O medo, o escuro
e a paranoia
Paulo Ximenes*
Uma vida inteira passa desfilando sob o meu olhar atento, e eu aqui acumulando vivências, crendo conhecer o mundo e os seus meandros. Quantas estradas sinuosas, léguas à minha frente, eu julguei haver dominado!
Até hoje não entendi direito por que há dores que, na hora doem, mas que depois ficam leves e até mesmo engraçadas, e por qual motivo a força bruta e atemporal do existir verga conceitos e afronta a lógica elementar. O peso dos anos, que muitas vezes me fez supor que eu fosse um mestre nesse navegar de mares, do nada, deu com os burros n’água.
O peso desses anos todos, vejo agora, nunca me será o bastante para a compreensão das coisas, e se não fora o alastramento da horrenda pandemia da Covid-19 eu não teria percebido com tanta clareza essa zona escura pairando sobre a minha pobre alma humana.
Ao se afastarem as cortinas que encobriam tudo aquilo que eu não podia ver, veio-me abruptamente a constatação de que o instinto da sobrevivência e o medo da “caetana” se impõem sobre outros valores meus (outrora pétreos), como o fulgor das grandes amizades e dos amores invencíveis.
A onda viral desbancou de vez a minha inocente doçura d’álma: estava escrito com todas as letras que não ser contagiado pelo coronavírus seria a palavra de ordem que a assolar qualquer cidadão privilegiado com um mínimo dom de responsabilidade, de amor próprio, de capacidade cognitiva.

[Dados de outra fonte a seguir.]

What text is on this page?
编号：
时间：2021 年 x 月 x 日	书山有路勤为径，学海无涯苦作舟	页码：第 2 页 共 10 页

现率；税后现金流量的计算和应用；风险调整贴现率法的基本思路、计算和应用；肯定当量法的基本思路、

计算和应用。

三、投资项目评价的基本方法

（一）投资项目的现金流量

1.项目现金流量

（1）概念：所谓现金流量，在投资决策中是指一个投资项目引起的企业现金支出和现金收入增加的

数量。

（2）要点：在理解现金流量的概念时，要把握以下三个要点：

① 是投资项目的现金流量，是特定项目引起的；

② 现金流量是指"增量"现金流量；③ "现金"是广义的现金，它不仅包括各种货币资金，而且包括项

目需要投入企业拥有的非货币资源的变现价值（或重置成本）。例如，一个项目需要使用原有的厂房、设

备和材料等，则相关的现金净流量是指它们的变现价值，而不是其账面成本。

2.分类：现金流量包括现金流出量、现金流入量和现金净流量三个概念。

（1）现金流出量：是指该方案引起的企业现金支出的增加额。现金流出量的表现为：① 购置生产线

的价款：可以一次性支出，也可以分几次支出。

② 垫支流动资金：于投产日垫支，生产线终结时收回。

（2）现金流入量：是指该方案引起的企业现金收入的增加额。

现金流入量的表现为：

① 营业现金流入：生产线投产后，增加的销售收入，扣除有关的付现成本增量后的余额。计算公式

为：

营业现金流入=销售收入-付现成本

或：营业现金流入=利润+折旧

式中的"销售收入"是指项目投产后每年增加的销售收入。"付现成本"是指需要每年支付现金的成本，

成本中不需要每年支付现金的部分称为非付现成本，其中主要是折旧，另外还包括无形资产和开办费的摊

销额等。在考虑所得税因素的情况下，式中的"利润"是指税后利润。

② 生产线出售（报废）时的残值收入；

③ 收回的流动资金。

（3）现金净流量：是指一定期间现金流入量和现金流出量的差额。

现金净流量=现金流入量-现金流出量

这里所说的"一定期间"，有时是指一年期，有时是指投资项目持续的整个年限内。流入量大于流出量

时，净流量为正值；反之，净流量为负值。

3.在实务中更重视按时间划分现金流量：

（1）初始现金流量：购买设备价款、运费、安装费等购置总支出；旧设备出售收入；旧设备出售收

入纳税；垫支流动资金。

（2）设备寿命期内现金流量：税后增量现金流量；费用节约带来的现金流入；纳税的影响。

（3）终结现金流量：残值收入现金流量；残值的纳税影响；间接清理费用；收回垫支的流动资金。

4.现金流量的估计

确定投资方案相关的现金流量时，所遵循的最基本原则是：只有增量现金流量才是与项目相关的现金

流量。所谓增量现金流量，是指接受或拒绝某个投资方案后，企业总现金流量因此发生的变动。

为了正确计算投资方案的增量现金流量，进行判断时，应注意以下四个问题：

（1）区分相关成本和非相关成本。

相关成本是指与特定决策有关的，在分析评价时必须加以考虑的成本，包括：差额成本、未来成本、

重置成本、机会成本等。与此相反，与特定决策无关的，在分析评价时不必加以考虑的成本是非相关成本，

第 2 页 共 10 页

Orações, orações e orações. Constante busca da fé. Copos, pratos, talheres, toalhas e lençóis separados. A lavagem das mãos e o uso contínuo das máscaras e do álcool em gel eram praticados em tempo integral, em regime de paranoia, na intimidade supostamente segura do lar. E o alarde constante das ambulâncias e as notícias aterrorizantes da televisão acirravam o clima de pânico.
Contando com 71 anos de idade e portador de hipertensão arterial, eu estava no topo do grupo de risco. Minha filha, que reside em Brasília, achou por bem que eu saísse de casa por uns dias; pelo menos enquanto uma empresa de dedetização e faxina pudesse fazer um rigoroso trabalho de higienização. Foi, então, que ela, inocentemente, me arguiu: “O senhor não poderia ficar uns dois ou três dias na casa de algum parente ou amigo, enquanto a higienização é realizada?”.
Mas o meu bom-senso nunca dorme em serviço: quem, afinal, aceitaria de bom grado hospedar alguém em sua casa que estivesse com a esposa e um filho contagiado pelo vírus? A resposta é tão atroz quanto óbvia:
Ninguém!!!
Em verdade, eu mesmo me incluiria no miolo dessa atrocidade óbvia. Dirigi-me, então, a um pequeno hotel em que me isolei do mundo e das pessoas. Mais tenebroso ainda é ver um mísero vírus pondo os homens de joelhos, fazendo-os renegar ajuda aos que lhe são mais caros.
Creio que um certo transtorno delirante venha
me perseguindo, pois às vezes eu carrego sozinho no pensamento a possibilidade
(absurda?) de serem estas estruturas microscópicas bastante inteligentes...
Afinal elas se modificam em cepas variantes para se adequarem às suas próprias
intempéries, e, segundo uma matéria que li em algum lugar, já estão atacando
também o fígado das pessoas, que é o órgão em que toda a medicação é
processada; dessa forma, os remédios tendem a perder suas eficácias.
Já percebi – e isso é uma observação somente minha – que sempre que eu toco em dinheiro ou em um cartão de crédito (ou qualquer coisa que possa porventura estar contaminada), aparece repentinamente alguma coceira num canto de olho ou na ponta do nariz, porque o vírus parece saber que ali é justamente uma porta para ele entrar no corpo humano. Sim, a paranoia está solta nas ruas.